The 1974 excavation focused on the keep. It found the rest (foundations) of its northern and western walls, as well as the eastern and southern walls. The inside of the tower was found to be 8.45 m square. The northern and southern wall were 2 m thick. The western wall was 1.75 m thick. This would give the keep the outer dimensions of 12.5 by 12 m. Oomen did not note the dimensions of the bricks that he found in the locations he uncovered.

Inside the tower, the team of archaeologists found two vaults and some walls which had been added later. This might have been a prison that was mentioned in 1475. On the east side of the northern wall the team found the remains of a trash tube (stortkoker) with many artefacts below it.
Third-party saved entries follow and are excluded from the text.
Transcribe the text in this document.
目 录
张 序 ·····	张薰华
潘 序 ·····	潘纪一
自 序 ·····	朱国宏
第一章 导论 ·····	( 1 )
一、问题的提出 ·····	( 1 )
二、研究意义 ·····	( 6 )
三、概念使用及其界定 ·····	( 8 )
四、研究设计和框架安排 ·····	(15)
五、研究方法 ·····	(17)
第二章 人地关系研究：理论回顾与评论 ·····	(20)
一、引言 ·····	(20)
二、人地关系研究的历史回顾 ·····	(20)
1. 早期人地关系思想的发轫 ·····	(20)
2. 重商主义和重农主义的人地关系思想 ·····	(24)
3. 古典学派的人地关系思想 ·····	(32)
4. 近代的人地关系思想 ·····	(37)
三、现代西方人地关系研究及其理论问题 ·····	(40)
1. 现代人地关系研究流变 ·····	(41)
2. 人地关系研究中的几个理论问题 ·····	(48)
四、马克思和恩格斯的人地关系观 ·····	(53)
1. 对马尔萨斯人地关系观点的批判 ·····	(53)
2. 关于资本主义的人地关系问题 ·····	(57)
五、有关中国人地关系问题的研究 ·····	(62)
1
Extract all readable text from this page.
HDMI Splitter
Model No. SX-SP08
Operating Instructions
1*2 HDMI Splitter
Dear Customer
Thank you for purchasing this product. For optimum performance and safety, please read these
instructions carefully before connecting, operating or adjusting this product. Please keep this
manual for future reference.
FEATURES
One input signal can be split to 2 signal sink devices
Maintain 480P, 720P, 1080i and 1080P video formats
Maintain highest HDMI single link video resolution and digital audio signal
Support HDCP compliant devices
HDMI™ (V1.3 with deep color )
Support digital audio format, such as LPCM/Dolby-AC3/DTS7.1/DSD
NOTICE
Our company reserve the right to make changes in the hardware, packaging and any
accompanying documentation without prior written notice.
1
In 1985 archaeologists found the southern part of the terrain between the inner and outer moats. They also found the remains of two quay walls on the inner side of this terrain. 1985 also saw the discovery of the northern part of the terrain between the two moats. This allowed a reasonably certain reconstruction of the terrains as they were. In 2015, an excavation with ground drills showed that the terrain of both the castle and the outer bailey was covered by a debris layer of a few decimeters.

A remarkable outcome of the excavations was that early 14th century pottery was hardly found near the keep. It was found south of the main castle. This confirms that Willem van Duvenvoorde resided in the newer parts of the castle when he was present. In the late 14th century, the habitation seems to revert to the keep and the northern wing.

=== The ruin ===
All that now remains visible of the castle are parts of the northern and western wall of the tower. These fragments are about 27 m high, i.e. 6 floors.